强烈建议使用 BIT 引用数组中的反转计数
计数反转的过程与上面链接的文章中的相同。首先,我们使用 BIT 计算数组中前 k 个(给定子数组的大小)元素的反转。现在,对于每个下一个子数组,我们减去前一个子数组的第一个元素的反转,并添加不包含在前一个子数组中的下一个元素的反转。重复此过程,直到处理完最后一个子数组。在上面的例子中,这个算法的工作原理是这样的——
a[] = {7, 3, 2, 4, 1},
k = 3;
Inversion are counted for first subarray
A = {7, 3, 2} Let this be equal to invcount_A.
For counting the inversion of subarray B we
subtract the inversion of first element of A,
from invcount_A and add inversions of 4 (last
element of B) in the subarray B.
So, invcount_B = invcount_A - 2 + 0
= 3 - 2 + 0
= 1
Same process is repeated for next subarray
and sum of all inversion count is the answer.
C++
// C++ program to count inversions in all sub arrays
// of size k using Binary Indexed Tree
#include
using namespace std;
// Returns sum of arr[0..index]. This function assumes
// that the array is preprocessed and partial sums of
// array elements are stored in BITree[].

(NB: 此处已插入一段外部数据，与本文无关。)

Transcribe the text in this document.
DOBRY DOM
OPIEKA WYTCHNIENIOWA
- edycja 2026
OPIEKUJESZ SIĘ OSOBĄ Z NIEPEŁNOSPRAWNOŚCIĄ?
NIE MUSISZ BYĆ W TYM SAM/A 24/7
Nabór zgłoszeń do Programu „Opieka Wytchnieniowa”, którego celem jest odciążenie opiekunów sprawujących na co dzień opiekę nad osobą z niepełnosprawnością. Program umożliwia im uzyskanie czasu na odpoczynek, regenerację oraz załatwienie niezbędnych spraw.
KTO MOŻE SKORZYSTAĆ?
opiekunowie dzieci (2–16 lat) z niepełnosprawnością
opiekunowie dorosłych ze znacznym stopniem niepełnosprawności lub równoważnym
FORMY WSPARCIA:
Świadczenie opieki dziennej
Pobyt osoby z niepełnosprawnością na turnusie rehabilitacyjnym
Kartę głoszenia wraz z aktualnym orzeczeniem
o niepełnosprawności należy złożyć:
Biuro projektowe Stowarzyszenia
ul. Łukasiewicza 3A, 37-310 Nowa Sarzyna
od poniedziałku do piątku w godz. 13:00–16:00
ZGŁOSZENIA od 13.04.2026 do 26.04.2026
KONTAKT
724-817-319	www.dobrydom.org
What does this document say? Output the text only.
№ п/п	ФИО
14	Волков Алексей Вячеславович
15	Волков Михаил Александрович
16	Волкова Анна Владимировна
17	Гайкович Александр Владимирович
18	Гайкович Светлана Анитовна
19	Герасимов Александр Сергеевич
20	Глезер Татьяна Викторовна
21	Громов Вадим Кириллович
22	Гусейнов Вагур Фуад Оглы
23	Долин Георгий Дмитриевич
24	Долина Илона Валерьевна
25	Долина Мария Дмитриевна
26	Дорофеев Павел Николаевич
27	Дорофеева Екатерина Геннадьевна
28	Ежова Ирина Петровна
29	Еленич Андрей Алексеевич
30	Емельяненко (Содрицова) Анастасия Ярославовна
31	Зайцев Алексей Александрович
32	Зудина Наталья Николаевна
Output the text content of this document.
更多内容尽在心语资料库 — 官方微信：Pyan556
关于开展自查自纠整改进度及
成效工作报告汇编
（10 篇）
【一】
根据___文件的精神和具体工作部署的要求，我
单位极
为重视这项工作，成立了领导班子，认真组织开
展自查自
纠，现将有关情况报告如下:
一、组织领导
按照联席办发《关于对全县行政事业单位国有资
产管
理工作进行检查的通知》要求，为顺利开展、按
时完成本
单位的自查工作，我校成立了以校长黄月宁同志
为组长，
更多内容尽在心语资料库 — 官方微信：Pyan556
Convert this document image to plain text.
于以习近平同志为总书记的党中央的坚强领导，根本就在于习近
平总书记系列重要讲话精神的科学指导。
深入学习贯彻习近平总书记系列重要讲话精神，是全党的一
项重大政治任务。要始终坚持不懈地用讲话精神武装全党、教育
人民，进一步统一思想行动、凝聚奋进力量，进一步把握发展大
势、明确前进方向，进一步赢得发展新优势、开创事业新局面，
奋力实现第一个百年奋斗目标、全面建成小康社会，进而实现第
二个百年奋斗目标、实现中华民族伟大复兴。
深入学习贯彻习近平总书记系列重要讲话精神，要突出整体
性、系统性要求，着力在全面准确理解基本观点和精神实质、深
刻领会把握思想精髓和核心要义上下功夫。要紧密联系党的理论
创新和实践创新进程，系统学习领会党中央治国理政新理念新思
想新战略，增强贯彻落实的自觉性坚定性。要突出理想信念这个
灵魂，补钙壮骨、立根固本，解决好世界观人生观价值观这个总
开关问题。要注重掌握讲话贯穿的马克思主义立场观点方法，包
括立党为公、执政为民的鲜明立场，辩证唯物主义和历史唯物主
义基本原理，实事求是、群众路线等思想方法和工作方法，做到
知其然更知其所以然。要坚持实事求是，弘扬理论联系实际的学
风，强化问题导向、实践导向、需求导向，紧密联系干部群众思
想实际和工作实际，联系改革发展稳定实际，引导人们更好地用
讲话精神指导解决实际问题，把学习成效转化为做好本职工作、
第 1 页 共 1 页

int getSum(int BITree[], int index)
{
int sum = 0; // Initialize result
// Traverse ancestors of BITree[index]
while (index > 0) {
// Add current element of BITree to sum
sum += BITree[index];
// Move index to parent node in getSum View
index -= index & (-index);
}
return sum;
}
// Updates a node in Binary Index Tree (BITree) at
// given index in BITree. The given value 'val' is
// added to BITree[i] and all of its ancestors in
// tree.
void updateBIT(int BITree[], int n, int index, int val)
{
// Traverse all ancestors and add 'val'
while (index <= n) {
// Add 'val' to current node of BI Tree
BITree[index] += val;
// Update index to that of parent
// in update View
index += index & (-index);
}
}
// Converts an array to an array with values from 1 to n
// and relative order of smaller and greater elements
// remains same. For example, {7, -90, 100, 1} is
// converted to {3, 1, 4, 2 }
void convert(int arr[], int n)
{
// Create a copy of arrp[] in temp and sort
// the temp array in increasing order
int temp[n];
for (int i = 0; i < n; i++)
temp[i] = arr[i];
sort(temp, temp + n);
// Traverse all array elements
for (int i = 0; i < n; i++) {
// lower_bound() Returns pointer to
// the first element greater than
// or equal to arr[i]
arr[i] = lower_bound(temp, temp + n,
arr[i]) - temp + 1;
}
}
// Returns inversion count of all subarray
// of size k in arr[0..n-1]
int getInvCount(int arr[], int k, int n)
{
int invcount = 0; // Initialize result
// Convert arr[] to an array with values from
// 1 to n and relative order of smaller and
// greater elements remains same. For example,
// {7, -90, 100, 1} is converted to {3, 1, 4, 2 }
convert(arr, n);
// Create a BIT with size equal to maxElement+1
// (Extra one is used so that elements can be
// directly be used as index)
int BIT[n + 1];
for (int i = 1; i <= n; i++)
BIT[i] = 0;
// Get inversion count of first subarray
for (int i = k - 1; i >= 0; i--) {
// Get count of elements smaller than arr[i]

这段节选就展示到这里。